Back to index of Nerve 20 - Summer 2012

Round-up of Recommended Reads

By Mandy (shop with the real Amazons) Vere

Liverpool has recently been blessed with three visits from intrepid journalist and author, Bidisha - for a talk on feminism, a conversation with Ahdaf Soueif on Egypt, and most recently to introduce her book "Beyond the Wall: Writing a Path Through Palestine" (Seagull £6). As a "beginner" visiting an occupied people, she writes beautifully, belligerently but simply about what she saw. The Israeli and other walls have been adorned with the artwork of Banksy and at last we have a (totally unofficial and unauthorised) biography by Will Elsworth-Jones, "Banksy: the Man Behind the Wall" (Aurum £20 HB).

However much we love sport and internationalism, we're in dire need of an antidote to this summer's jingoism and militarism. Marc Perelman's "Barbaric Sport: a Global Plague" (Verso £8.99) is a "magnificent manifesto for all of us dedicated anti-Olympiads, revealing how sport is the political and financial dirty business of the rulers". While Iain Sinclair's "Ghost Milk: Calling Time on the Grand Project" (Penguin £9.99) is "a wounding assault", mourning the disruption of communities and exploring a landscape under sentence of death. Less critical but nevertheless to be recommended is a poetry collection edited by Neil Astley & Anna Selby, "The World Record: International Voices from Southbank Centre's Poetry Parnassus" (Bloodaxe £10) which consists of a poem from each of the 204 Olympic participating countries. It's not often that Gabon, Oman and Tuvalu get equal footing with the UK or US!
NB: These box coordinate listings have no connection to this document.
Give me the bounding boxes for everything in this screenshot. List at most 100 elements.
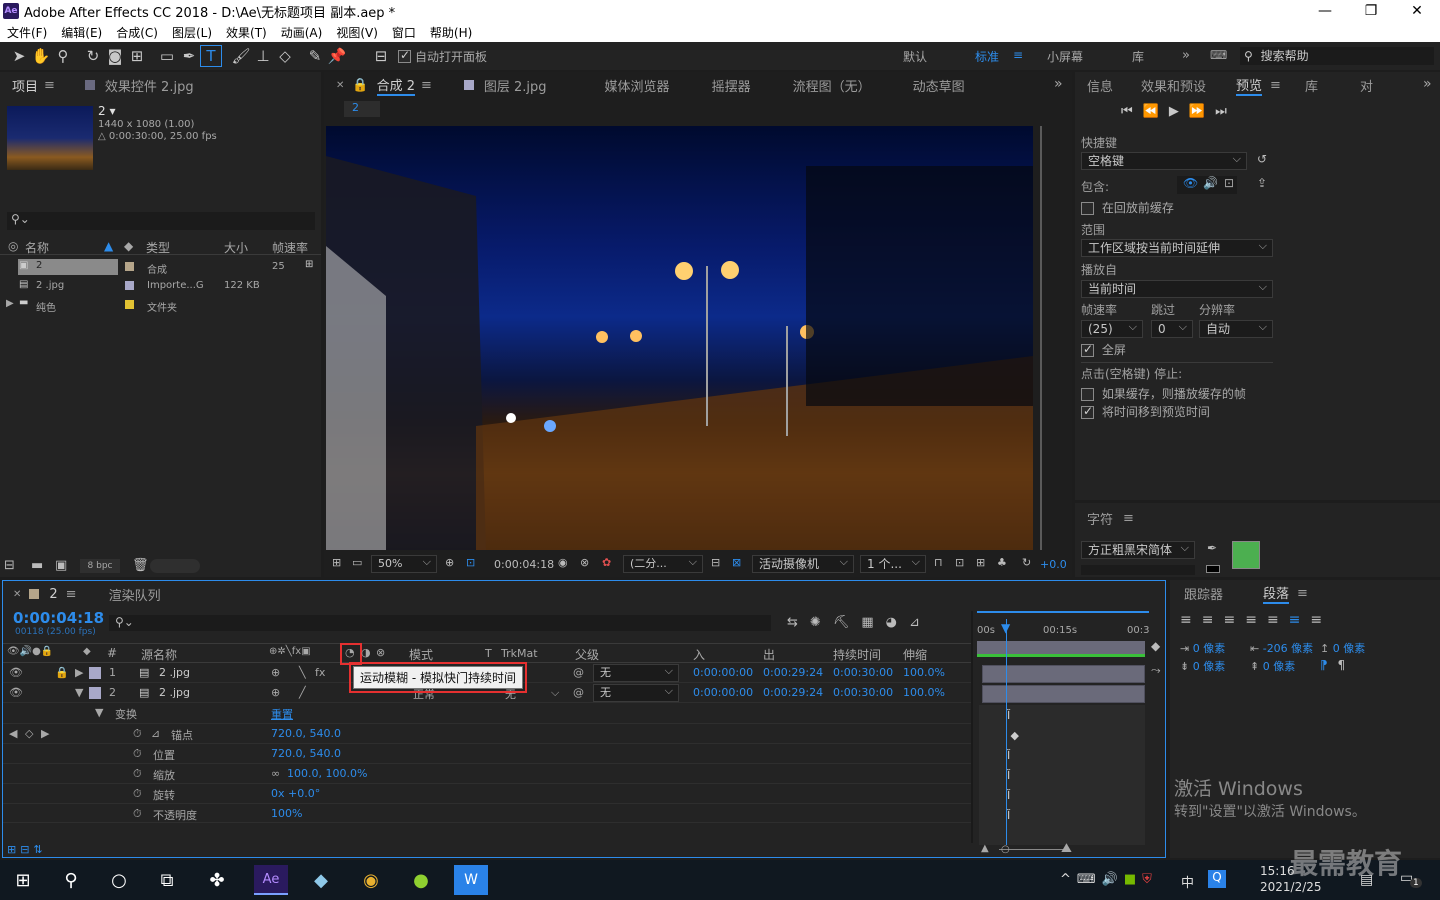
quality-switch-icon[interactable]: ╲: [299, 666, 306, 679]
indent-left-value[interactable]: 0 像素: [1193, 642, 1226, 655]
space-after-row[interactable]: ⇞ 0 像素: [1250, 658, 1295, 674]
timeline-search-input[interactable]: ⚲⌄: [109, 615, 771, 631]
tab-timeline-comp[interactable]: 2: [49, 587, 57, 602]
property-row[interactable]: ⏱ 位置 720.0, 540.0: [3, 743, 973, 763]
more-tabs-icon[interactable]: »: [1054, 76, 1063, 92]
justify-last-right-icon[interactable]: ≡: [1289, 612, 1311, 628]
justify-last-center-icon[interactable]: ≡: [1267, 612, 1289, 628]
pen-tool-icon[interactable]: ✒: [178, 45, 200, 67]
play-cached-checkbox[interactable]: [1081, 388, 1094, 401]
eraser-tool-icon[interactable]: ◇: [274, 45, 296, 67]
zoom-dropdown[interactable]: 50%: [371, 554, 437, 573]
layer-out[interactable]: 0:00:29:24: [763, 686, 823, 699]
tab-menu-icon[interactable]: ≡: [66, 587, 77, 602]
rtl-direction-icon[interactable]: ¶: [1337, 658, 1345, 672]
col-parent[interactable]: 父级: [575, 646, 599, 663]
text-tool-icon[interactable]: T: [200, 45, 222, 67]
parent-dropdown[interactable]: 无: [593, 663, 679, 682]
indent-right-value[interactable]: -206 像素: [1263, 642, 1313, 655]
indent-right-row[interactable]: ⇤ -206 像素: [1250, 640, 1313, 656]
hand-tool-icon[interactable]: ✋: [30, 45, 52, 67]
tab-media-browser[interactable]: 媒体浏览器: [605, 76, 670, 95]
tab-effect-controls[interactable]: 效果控件 2.jpg: [105, 76, 194, 95]
col-name[interactable]: 名称: [25, 239, 49, 256]
property-row[interactable]: ⏱ 不透明度 100%: [3, 803, 973, 823]
adjustment-layer-icon[interactable]: ◑: [361, 646, 371, 659]
fit-icon[interactable]: ⊕: [445, 556, 454, 569]
zoom-out-icon[interactable]: ▲: [981, 843, 989, 854]
viewer-scrollbar[interactable]: [1040, 126, 1042, 550]
camera-dropdown[interactable]: 活动摄像机: [752, 554, 854, 573]
reset-icon[interactable]: ↺: [1257, 152, 1267, 166]
zoom-slider[interactable]: ▲ ○ ⛰: [979, 841, 1145, 857]
zoom-tool-icon[interactable]: ⚲: [52, 45, 74, 67]
interpret-footage-icon[interactable]: ⊟: [4, 558, 15, 573]
new-composition-icon[interactable]: ▣: [55, 558, 67, 573]
col-out[interactable]: 出: [763, 646, 775, 663]
pan-behind-tool-icon[interactable]: ⊞: [126, 45, 148, 67]
stopwatch-icon[interactable]: ⏱: [133, 807, 142, 821]
transparency-grid-icon[interactable]: ⊠: [732, 556, 741, 569]
col-source-name[interactable]: 源名称: [141, 646, 177, 663]
visibility-icon[interactable]: 👁: [9, 666, 23, 679]
tab-info[interactable]: 信息: [1087, 76, 1113, 95]
move-time-checkbox[interactable]: [1081, 404, 1094, 419]
reset-exposure-icon[interactable]: ⊡: [955, 556, 964, 569]
frame-blending-icon[interactable]: ▦: [861, 615, 885, 630]
task-view-icon[interactable]: ⧉: [150, 865, 184, 895]
tab-align[interactable]: 对: [1360, 76, 1373, 95]
motion-blur-master-icon[interactable]: ◕: [886, 615, 909, 630]
graph-icon[interactable]: ⊿: [151, 727, 160, 740]
property-row[interactable]: ⏱ 缩放 ∞ 100.0, 100.0%: [3, 763, 973, 783]
tab-render-queue[interactable]: 渲染队列: [109, 585, 161, 604]
col-mode[interactable]: 模式: [409, 646, 433, 663]
shy-switch-icon[interactable]: ⊕: [271, 686, 280, 699]
property-value[interactable]: 100.0, 100.0%: [287, 767, 367, 780]
cache-before-option[interactable]: 在回放前缓存: [1081, 199, 1174, 216]
auto-open-checkbox[interactable]: [398, 48, 411, 63]
space-before-row[interactable]: ⇟ 0 像素: [1180, 658, 1225, 674]
export-icon[interactable]: ⇪: [1257, 176, 1267, 190]
property-value[interactable]: 720.0, 540.0: [271, 727, 341, 740]
skip-dropdown[interactable]: 0: [1151, 319, 1193, 338]
shy-icon[interactable]: ⛏: [833, 615, 862, 630]
menu-composition[interactable]: 合成(C): [109, 24, 165, 41]
constrain-proportions-icon[interactable]: ∞: [271, 767, 280, 780]
reset-link[interactable]: 重置: [271, 706, 293, 722]
chrome-icon[interactable]: ◉: [354, 865, 388, 895]
overlay-icon[interactable]: ⊡: [1224, 176, 1234, 190]
tab-paragraph[interactable]: 段落: [1263, 583, 1290, 604]
exposure-icon[interactable]: ↻: [1022, 556, 1031, 569]
add-keyframe-icon[interactable]: ◇: [25, 727, 33, 740]
toggle-pixel-icon[interactable]: ⊓: [934, 556, 943, 569]
stopwatch-icon[interactable]: ⏱: [133, 787, 142, 801]
tab-library[interactable]: 库: [1305, 76, 1318, 95]
menu-edit[interactable]: 编辑(E): [54, 24, 109, 41]
property-row[interactable]: ◀ ◇ ▶ ⏱ ⊿ 锚点 720.0, 540.0: [3, 723, 973, 743]
clone-stamp-tool-icon[interactable]: ⊥: [252, 45, 274, 67]
lock-icon[interactable]: 🔒: [352, 78, 368, 93]
media-app-icon[interactable]: ●: [404, 865, 438, 895]
files-app-icon[interactable]: ◆: [304, 865, 338, 895]
stopwatch-icon[interactable]: ⏱: [133, 727, 142, 741]
comp-marker-icon[interactable]: ◆: [1151, 639, 1160, 653]
visibility-icon[interactable]: 👁: [9, 686, 23, 699]
close-tab-icon[interactable]: ✕: [336, 80, 344, 91]
puppet-pin-tool-icon[interactable]: 📌: [326, 45, 348, 67]
ime-indicator[interactable]: 中: [1181, 872, 1194, 891]
expand-arrow-icon[interactable]: ▼: [75, 686, 83, 699]
selection-tool-icon[interactable]: ➤: [8, 45, 30, 67]
tab-composition[interactable]: 合成 2: [376, 75, 415, 96]
menu-effect[interactable]: 效果(T): [219, 24, 274, 41]
layer-marker-icon[interactable]: ⤳: [1151, 663, 1161, 678]
comp-breadcrumb[interactable]: 2: [344, 101, 380, 117]
layer-duration[interactable]: 0:00:30:00: [833, 686, 893, 699]
col-stretch[interactable]: 伸缩: [903, 646, 927, 663]
indent-left-row[interactable]: ⇥ 0 像素: [1180, 640, 1225, 656]
snapshot-icon[interactable]: ◉: [558, 556, 568, 569]
move-time-option[interactable]: 将时间移到预览时间: [1081, 403, 1210, 420]
fullscreen-checkbox[interactable]: [1081, 342, 1094, 357]
project-search-input[interactable]: ⚲⌄: [7, 212, 315, 230]
prev-frame-icon[interactable]: ⏪: [1143, 104, 1169, 119]
volume-icon[interactable]: 🔊: [1102, 872, 1124, 887]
Staying with the internationalism, NfN's founder, Bob Dent, has written another book, "Hungary 1930 & the Forgotten History of a Mass Protest" (Merlin £13.95), when 100,000 marched through Budapest under the slogan "Work and Bread!". Why, who and what happened?

It's Woody Guthrie's 100th birthday (yippee! bread & roses all round, Woody) and his daughter Nora (recently in Liverpool, too) has a new book out: "My Name is New York: Ramblin' Around Woody Guthrie's Town" (Powerhouse Books £12). It's a walking guide but we can live vicariously… Wandering, wandering… Robert MacFarlane's latest tome is "The Old Ways: A Journey on Foot" (Hamish Hamilton £20 HB). He follows the ancient tracks, drove-roads and sea paths which criss-cross our land, connecting us with the subtle ways we're shaped by our landscape - beautiful.

Now I'm sorry to introduce a sour note, but if you remember the murder of Hilda Murrell, world-renowned rose grower and nuclear power activist, you'll be interested in her nephew Robert Green's book "A Thorn in Their Side: The Hilda Murrell Murder" (Rata Books £18), a "who, why and what dunnit" according to Michael Mansfield, QC.

Finally if you're looking for a good novel to while away this soggy summer, the three on my bedside list are: "The Submission" by Amy Waldman (Windmill £7.99) which explores the ramifications when a Muslim architect wins an anonymous contest for a memorial to a terror attack in Manhattan. "There But For The" by one of our favourite Scottish lesbian writers, Ali Smith (Penguin £8.99) draws us into a beautiful, strange place where everyone is so much more than they at first appear and was hailed as a book of the year. "The Cat's Table" by Michael Ondaatje (Vintage £7.99) follows 11-year old ragtag Michael on a liner from Colombo to England. A novel "poised between the magic of innocence and the melancholy of experience".